« Are you going to cry right here, or run to the bathroom? | Main | What we need around here is an anti-whining ordanance! »

Look Dave, no strings.

Ugh. I've spent the past few days fighting the return semantics of rsh and ssh.
In trying to make the tree-based booter industrial strength by putting it into LAM, I found out that not all rsh implementations are created equal. Grrrr...

It seems that some versions of rsh pretend to close stderr, but will in fact actually send things across it later. i.e., read() will return 0, but then will later return a positive number and have valid bytes in the buffer.

ARRGHHH!!

There's also some mysterious things happening that I don't fully understand yet (this only happens when you scale to above 25 nodes or so).

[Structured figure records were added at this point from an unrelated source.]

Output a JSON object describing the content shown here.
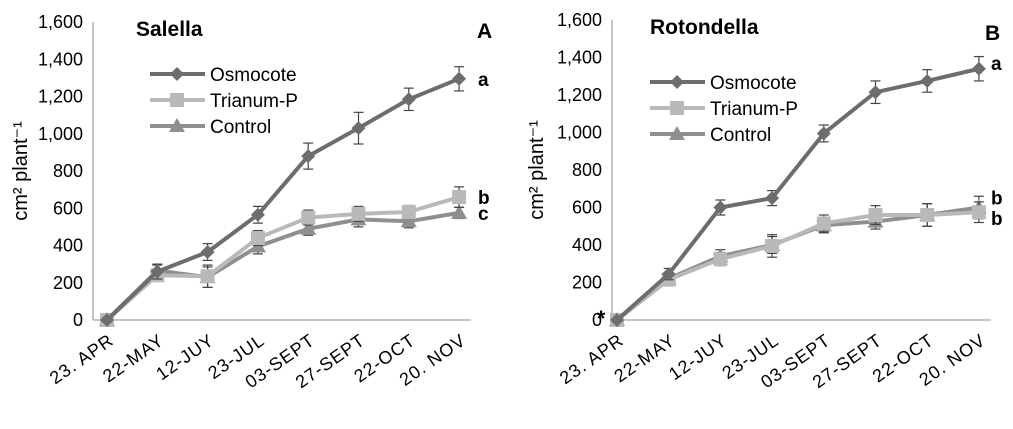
{
  "chart_data": [
    {
      "type": "line",
      "panel_label": "A",
      "title": "Salella",
      "ylabel": "cm² plant⁻¹",
      "ylim": [
        0,
        1600
      ],
      "yticks": [
        0,
        200,
        400,
        600,
        800,
        1000,
        1200,
        1400,
        1600
      ],
      "ytick_labels": [
        "0",
        "200",
        "400",
        "600",
        "800",
        "1,000",
        "1,200",
        "1,400",
        "1,600"
      ],
      "categories": [
        "23. APR",
        "22-MAY",
        "12-JUY",
        "23-JUL",
        "03-SEPT",
        "27-SEPT",
        "22-OCT",
        "20. NOV"
      ],
      "grid": false,
      "legend_position": "top-left",
      "series": [
        {
          "name": "Osmocote",
          "color": "#6d6d6d",
          "marker": "diamond",
          "values": [
            0,
            260,
            365,
            565,
            880,
            1030,
            1185,
            1295
          ],
          "errors": [
            0,
            40,
            45,
            45,
            70,
            85,
            60,
            65
          ],
          "letter": "a"
        },
        {
          "name": "Trianum-P",
          "color": "#b9b9b9",
          "marker": "square",
          "values": [
            0,
            240,
            235,
            440,
            550,
            570,
            580,
            660
          ],
          "errors": [
            0,
            30,
            60,
            40,
            40,
            40,
            35,
            55
          ],
          "letter": "b"
        },
        {
          "name": "Control",
          "color": "#8f8f8f",
          "marker": "triangle",
          "values": [
            0,
            265,
            230,
            395,
            490,
            540,
            530,
            575
          ],
          "errors": [
            0,
            30,
            55,
            40,
            35,
            40,
            35,
            30
          ],
          "letter": "c"
        }
      ],
      "annotations": []
    },
    {
      "type": "line",
      "panel_label": "B",
      "title": "Rotondella",
      "ylabel": "cm² plant⁻¹",
      "ylim": [
        0,
        1600
      ],
      "yticks": [
        0,
        200,
        400,
        600,
        800,
        1000,
        1200,
        1400,
        1600
      ],
      "ytick_labels": [
        "0",
        "200",
        "400",
        "600",
        "800",
        "1,000",
        "1,200",
        "1,400",
        "1,600"
      ],
      "categories": [
        "23. APR",
        "22-MAY",
        "12-JUY",
        "23-JUL",
        "03-SEPT",
        "27-SEPT",
        "22-OCT",
        "20. NOV"
      ],
      "grid": false,
      "legend_position": "top-left",
      "series": [
        {
          "name": "Osmocote",
          "color": "#6d6d6d",
          "marker": "diamond",
          "values": [
            0,
            245,
            600,
            650,
            995,
            1215,
            1275,
            1340
          ],
          "errors": [
            0,
            30,
            40,
            40,
            45,
            60,
            60,
            65
          ],
          "letter": "a"
        },
        {
          "name": "Trianum-P",
          "color": "#b9b9b9",
          "marker": "square",
          "values": [
            0,
            215,
            325,
            395,
            515,
            560,
            560,
            575
          ],
          "errors": [
            0,
            30,
            35,
            60,
            45,
            50,
            60,
            55
          ],
          "letter": "b"
        },
        {
          "name": "Control",
          "color": "#8f8f8f",
          "marker": "triangle",
          "values": [
            0,
            220,
            340,
            400,
            505,
            525,
            560,
            600
          ],
          "errors": [
            0,
            30,
            35,
            45,
            40,
            40,
            60,
            60
          ],
          "letter": "b"
        }
      ],
      "annotations": [
        "*"
      ]
    }
  ]
}
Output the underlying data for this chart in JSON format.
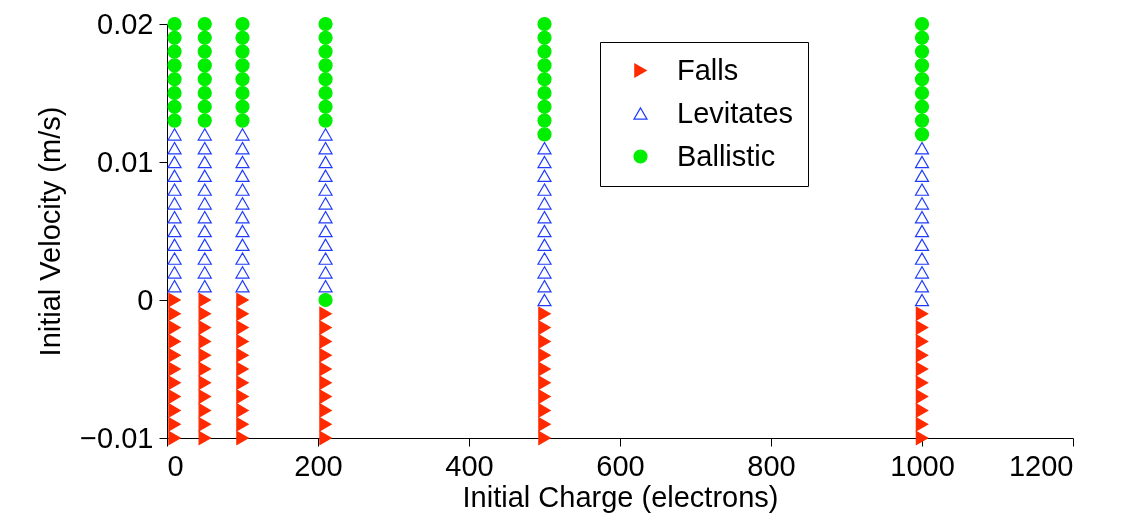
{
  "chart_data": {
    "type": "scatter",
    "xlabel": "Initial Charge (electrons)",
    "ylabel": "Initial Velocity (m/s)",
    "xlim": [
      0,
      1200
    ],
    "xticks": [
      0,
      200,
      400,
      600,
      800,
      1000,
      1200
    ],
    "ylim": [
      -0.01,
      0.02
    ],
    "yticks": [
      -0.01,
      0,
      0.01,
      0.02
    ],
    "grid": false,
    "legend": "top right",
    "series": [
      {
        "name": "Falls",
        "color": "#ff2a00",
        "marker": "triangle-right",
        "x": [
          10,
          10,
          10,
          10,
          10,
          10,
          10,
          10,
          10,
          10,
          10,
          50,
          50,
          50,
          50,
          50,
          50,
          50,
          50,
          50,
          50,
          50,
          100,
          100,
          100,
          100,
          100,
          100,
          100,
          100,
          100,
          100,
          100,
          210,
          210,
          210,
          210,
          210,
          210,
          210,
          210,
          210,
          210,
          500,
          500,
          500,
          500,
          500,
          500,
          500,
          500,
          500,
          500,
          1000,
          1000,
          1000,
          1000,
          1000,
          1000,
          1000,
          1000,
          1000,
          1000
        ],
        "values": [
          0,
          -0.001,
          -0.002,
          -0.003,
          -0.004,
          -0.005,
          -0.006,
          -0.007,
          -0.008,
          -0.009,
          -0.01,
          0,
          -0.001,
          -0.002,
          -0.003,
          -0.004,
          -0.005,
          -0.006,
          -0.007,
          -0.008,
          -0.009,
          -0.01,
          0,
          -0.001,
          -0.002,
          -0.003,
          -0.004,
          -0.005,
          -0.006,
          -0.007,
          -0.008,
          -0.009,
          -0.01,
          -0.001,
          -0.002,
          -0.003,
          -0.004,
          -0.005,
          -0.006,
          -0.007,
          -0.008,
          -0.009,
          -0.01,
          -0.001,
          -0.002,
          -0.003,
          -0.004,
          -0.005,
          -0.006,
          -0.007,
          -0.008,
          -0.009,
          -0.01,
          -0.001,
          -0.002,
          -0.003,
          -0.004,
          -0.005,
          -0.006,
          -0.007,
          -0.008,
          -0.009,
          -0.01
        ]
      },
      {
        "name": "Levitates",
        "color": "#1f3cff",
        "marker": "triangle",
        "x": [
          10,
          10,
          10,
          10,
          10,
          10,
          10,
          10,
          10,
          10,
          10,
          10,
          50,
          50,
          50,
          50,
          50,
          50,
          50,
          50,
          50,
          50,
          50,
          50,
          100,
          100,
          100,
          100,
          100,
          100,
          100,
          100,
          100,
          100,
          100,
          100,
          210,
          210,
          210,
          210,
          210,
          210,
          210,
          210,
          210,
          210,
          210,
          210,
          500,
          500,
          500,
          500,
          500,
          500,
          500,
          500,
          500,
          500,
          500,
          500,
          1000,
          1000,
          1000,
          1000,
          1000,
          1000,
          1000,
          1000,
          1000,
          1000,
          1000,
          1000
        ],
        "values": [
          0.001,
          0.002,
          0.003,
          0.004,
          0.005,
          0.006,
          0.007,
          0.008,
          0.009,
          0.01,
          0.011,
          0.012,
          0.001,
          0.002,
          0.003,
          0.004,
          0.005,
          0.006,
          0.007,
          0.008,
          0.009,
          0.01,
          0.011,
          0.012,
          0.001,
          0.002,
          0.003,
          0.004,
          0.005,
          0.006,
          0.007,
          0.008,
          0.009,
          0.01,
          0.011,
          0.012,
          0.001,
          0.002,
          0.003,
          0.004,
          0.005,
          0.006,
          0.007,
          0.008,
          0.009,
          0.01,
          0.011,
          0.012,
          0,
          0.001,
          0.002,
          0.003,
          0.004,
          0.005,
          0.006,
          0.007,
          0.008,
          0.009,
          0.01,
          0.011,
          0,
          0.001,
          0.002,
          0.003,
          0.004,
          0.005,
          0.006,
          0.007,
          0.008,
          0.009,
          0.01,
          0.011
        ]
      },
      {
        "name": "Ballistic",
        "color": "#00ee00",
        "marker": "circle",
        "x": [
          10,
          10,
          10,
          10,
          10,
          10,
          10,
          10,
          50,
          50,
          50,
          50,
          50,
          50,
          50,
          50,
          100,
          100,
          100,
          100,
          100,
          100,
          100,
          100,
          210,
          210,
          210,
          210,
          210,
          210,
          210,
          210,
          210,
          500,
          500,
          500,
          500,
          500,
          500,
          500,
          500,
          500,
          1000,
          1000,
          1000,
          1000,
          1000,
          1000,
          1000,
          1000,
          1000
        ],
        "values": [
          0.013,
          0.014,
          0.015,
          0.016,
          0.017,
          0.018,
          0.019,
          0.02,
          0.013,
          0.014,
          0.015,
          0.016,
          0.017,
          0.018,
          0.019,
          0.02,
          0.013,
          0.014,
          0.015,
          0.016,
          0.017,
          0.018,
          0.019,
          0.02,
          0,
          0.013,
          0.014,
          0.015,
          0.016,
          0.017,
          0.018,
          0.019,
          0.02,
          0.012,
          0.013,
          0.014,
          0.015,
          0.016,
          0.017,
          0.018,
          0.019,
          0.02,
          0.012,
          0.013,
          0.014,
          0.015,
          0.016,
          0.017,
          0.018,
          0.019,
          0.02
        ]
      }
    ]
  }
}
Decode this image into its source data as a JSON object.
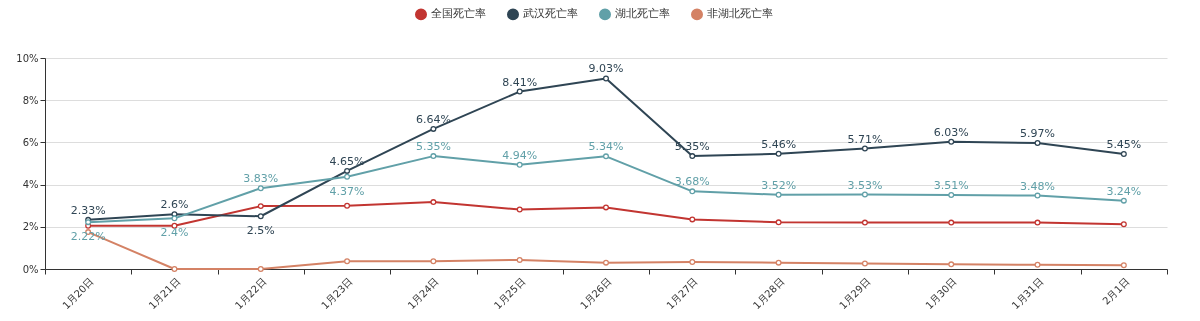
{
  "chart_data": {
    "type": "line",
    "categories": [
      "1月20日",
      "1月21日",
      "1月22日",
      "1月23日",
      "1月24日",
      "1月25日",
      "1月26日",
      "1月27日",
      "1月28日",
      "1月29日",
      "1月30日",
      "1月31日",
      "2月1日"
    ],
    "series": [
      {
        "name": "全国死亡率",
        "color": "#c23531",
        "values": [
          2.05,
          2.05,
          2.98,
          3.0,
          3.17,
          2.82,
          2.92,
          2.35,
          2.21,
          2.2,
          2.2,
          2.2,
          2.12
        ]
      },
      {
        "name": "武汉死亡率",
        "color": "#2f4554",
        "values": [
          2.33,
          2.6,
          2.5,
          4.65,
          6.64,
          8.41,
          9.03,
          5.35,
          5.46,
          5.71,
          6.03,
          5.97,
          5.45
        ],
        "value_labels": [
          "2.33%",
          "2.6%",
          "2.5%",
          "4.65%",
          "6.64%",
          "8.41%",
          "9.03%",
          "5.35%",
          "5.46%",
          "5.71%",
          "6.03%",
          "5.97%",
          "5.45%"
        ]
      },
      {
        "name": "湖北死亡率",
        "color": "#61a0a8",
        "values": [
          2.22,
          2.4,
          3.83,
          4.37,
          5.35,
          4.94,
          5.34,
          3.68,
          3.52,
          3.53,
          3.51,
          3.48,
          3.24
        ],
        "value_labels": [
          "2.22%",
          "2.4%",
          "3.83%",
          "4.37%",
          "5.35%",
          "4.94%",
          "5.34%",
          "3.68%",
          "3.52%",
          "3.53%",
          "3.51%",
          "3.48%",
          "3.24%"
        ]
      },
      {
        "name": "非湖北死亡率",
        "color": "#d48265",
        "values": [
          1.75,
          0,
          0,
          0.37,
          0.37,
          0.43,
          0.3,
          0.33,
          0.3,
          0.26,
          0.22,
          0.2,
          0.18
        ]
      }
    ],
    "ylim": [
      0,
      10
    ],
    "yticks": [
      {
        "value": 0,
        "label": "0%"
      },
      {
        "value": 2,
        "label": "2%"
      },
      {
        "value": 4,
        "label": "4%"
      },
      {
        "value": 6,
        "label": "6%"
      },
      {
        "value": 8,
        "label": "8%"
      },
      {
        "value": 10,
        "label": "10%"
      }
    ],
    "grid": "y",
    "legend": "top",
    "marker": "circle",
    "line_style": "solid"
  }
}
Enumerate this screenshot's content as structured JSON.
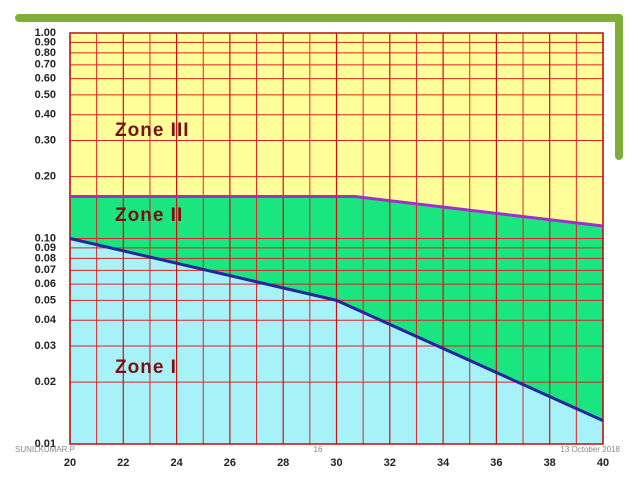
{
  "chart_data": {
    "type": "zone-area",
    "xlim": [
      20,
      40
    ],
    "xticks": [
      20,
      22,
      24,
      26,
      28,
      30,
      32,
      34,
      36,
      38,
      40
    ],
    "ylim": [
      0.01,
      1
    ],
    "log_y": true,
    "grid": true,
    "yticks": [
      0.01,
      0.02,
      0.03,
      0.04,
      0.05,
      0.06,
      0.07,
      0.08,
      0.09,
      {
        "value": 0.1,
        "label": "0.10"
      },
      {
        "value": 0.2,
        "label": "0.20"
      },
      {
        "value": 0.3,
        "label": "0.30"
      },
      {
        "value": 0.4,
        "label": "0.40"
      },
      {
        "value": 0.5,
        "label": "0.50"
      },
      {
        "value": 0.6,
        "label": "0.60"
      },
      {
        "value": 0.7,
        "label": "0.70"
      },
      {
        "value": 0.8,
        "label": "0.80"
      },
      {
        "value": 0.9,
        "label": "0.90"
      },
      {
        "value": 1,
        "label": "1.00"
      }
    ],
    "lines": [
      {
        "x": [
          20,
          30,
          40
        ],
        "values": [
          0.1,
          0.05,
          0.013
        ],
        "color": "#26269e"
      },
      {
        "x": [
          20,
          30.7,
          40
        ],
        "values": [
          0.16,
          0.16,
          0.115
        ],
        "color": "#a030c8"
      }
    ],
    "zone_colors": [
      "#a6f2f8",
      "#19e67e",
      "#ffff9a"
    ],
    "annotations": [
      "Zone I",
      "Zone II",
      "Zone III"
    ]
  },
  "footer": {
    "author": "SUNILKUMAR.P",
    "page": "16",
    "date": "13 October 2018"
  }
}
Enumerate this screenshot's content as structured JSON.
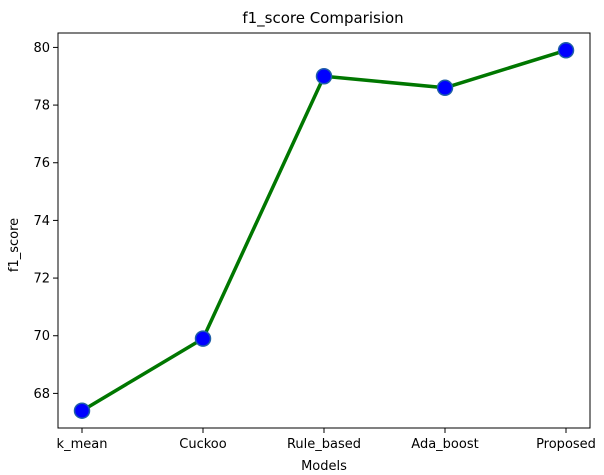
{
  "chart_data": {
    "type": "line",
    "title": "f1_score Comparision",
    "xlabel": "Models",
    "ylabel": "f1_score",
    "categories": [
      "k_mean",
      "Cuckoo",
      "Rule_based",
      "Ada_boost",
      "Proposed"
    ],
    "series": [
      {
        "values": [
          67.4,
          69.9,
          79.0,
          78.6,
          79.9
        ]
      }
    ],
    "ylim": [
      66.8,
      80.5
    ],
    "yticks": [
      68,
      70,
      72,
      74,
      76,
      78,
      80
    ],
    "grid": false,
    "colors": {
      "line": "#007700",
      "marker_fill": "#0000ff",
      "marker_edge": "#1f5fa8"
    }
  }
}
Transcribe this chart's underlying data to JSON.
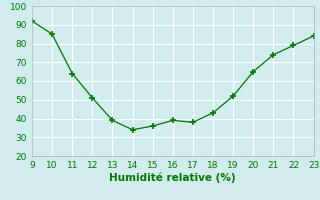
{
  "x": [
    9,
    10,
    11,
    12,
    13,
    14,
    15,
    16,
    17,
    18,
    19,
    20,
    21,
    22,
    23
  ],
  "y": [
    92,
    85,
    64,
    51,
    39,
    34,
    36,
    39,
    38,
    43,
    52,
    65,
    74,
    79,
    84
  ],
  "xlabel": "Humidité relative (%)",
  "ylim": [
    20,
    100
  ],
  "xlim": [
    9,
    23
  ],
  "yticks": [
    20,
    30,
    40,
    50,
    60,
    70,
    80,
    90,
    100
  ],
  "xticks": [
    9,
    10,
    11,
    12,
    13,
    14,
    15,
    16,
    17,
    18,
    19,
    20,
    21,
    22,
    23
  ],
  "line_color": "#007700",
  "marker_color": "#007700",
  "bg_color": "#d0ecec",
  "grid_color": "#ffffff",
  "tick_color": "#007700",
  "label_color": "#007700",
  "tick_fontsize": 6.5,
  "xlabel_fontsize": 7.5
}
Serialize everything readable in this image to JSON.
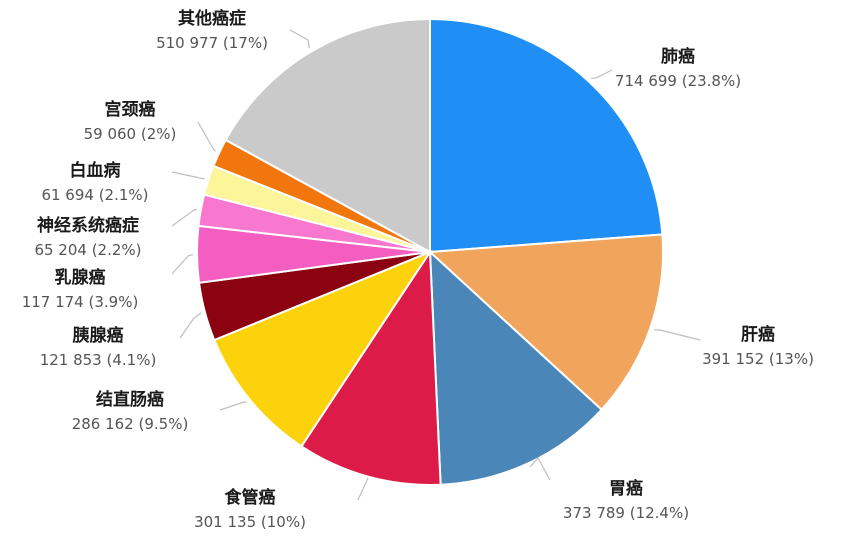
{
  "chart_data": {
    "type": "pie",
    "title": "",
    "slices": [
      {
        "name": "肺癌",
        "value": 714699,
        "label_value": "714 699 (23.8%)",
        "percent": 23.8,
        "color": "#1f8ff5"
      },
      {
        "name": "肝癌",
        "value": 391152,
        "label_value": "391 152 (13%)",
        "percent": 13.0,
        "color": "#f0a45c"
      },
      {
        "name": "胃癌",
        "value": 373789,
        "label_value": "373 789 (12.4%)",
        "percent": 12.4,
        "color": "#4a86b8"
      },
      {
        "name": "食管癌",
        "value": 301135,
        "label_value": "301 135 (10%)",
        "percent": 10.0,
        "color": "#dc1b48"
      },
      {
        "name": "结直肠癌",
        "value": 286162,
        "label_value": "286 162 (9.5%)",
        "percent": 9.5,
        "color": "#fcd20c"
      },
      {
        "name": "胰腺癌",
        "value": 121853,
        "label_value": "121 853 (4.1%)",
        "percent": 4.1,
        "color": "#8b0210"
      },
      {
        "name": "乳腺癌",
        "value": 117174,
        "label_value": "117 174 (3.9%)",
        "percent": 3.9,
        "color": "#f45ec0"
      },
      {
        "name": "神经系统癌症",
        "value": 65204,
        "label_value": "65 204 (2.2%)",
        "percent": 2.2,
        "color": "#f877cf"
      },
      {
        "name": "白血病",
        "value": 61694,
        "label_value": "61 694 (2.1%)",
        "percent": 2.1,
        "color": "#fdf59a"
      },
      {
        "name": "宫颈癌",
        "value": 59060,
        "label_value": "59 060 (2%)",
        "percent": 2.0,
        "color": "#f2760e"
      },
      {
        "name": "其他癌症",
        "value": 510977,
        "label_value": "510 977 (17%)",
        "percent": 17.0,
        "color": "#cacaca"
      }
    ]
  }
}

So I finally decided that if rsh cannot be trusted, the whole framework in LAM for generic remote-launching is wrong. i.e., the whole issue is about determining if the remote program started successfully or not. How to do this in a programtic fashion?

It currently goes like this (and rsh can be replaced with ssh or whatever):

  1. Open two pipes
  2. fork() a child process
  3. Close the respective pipe ends in the parent and child processes
  4. Tie the pipes to the stdout and stderr in the child process
  5. The child exec() the rsh command command
  6. The parent watches the pipes:
    • If something comes across stderr, our heuristic says to abort
    • It something comes across stdout, buffer it
    • When stderr and stdout close, the child is done, quit the loop
  7. The parent calls waitpid() to wait for the child to die
  8. If the return status of the child is not 0, abort

If we incorrectly determine that a remote program failed to start (i.e., it actually did start, but the local node thinks it didn't), the remote program gets stranded, and is left running forever because no one will ever contact it again. Among other reasons why this is bad, this is anti-social behavior.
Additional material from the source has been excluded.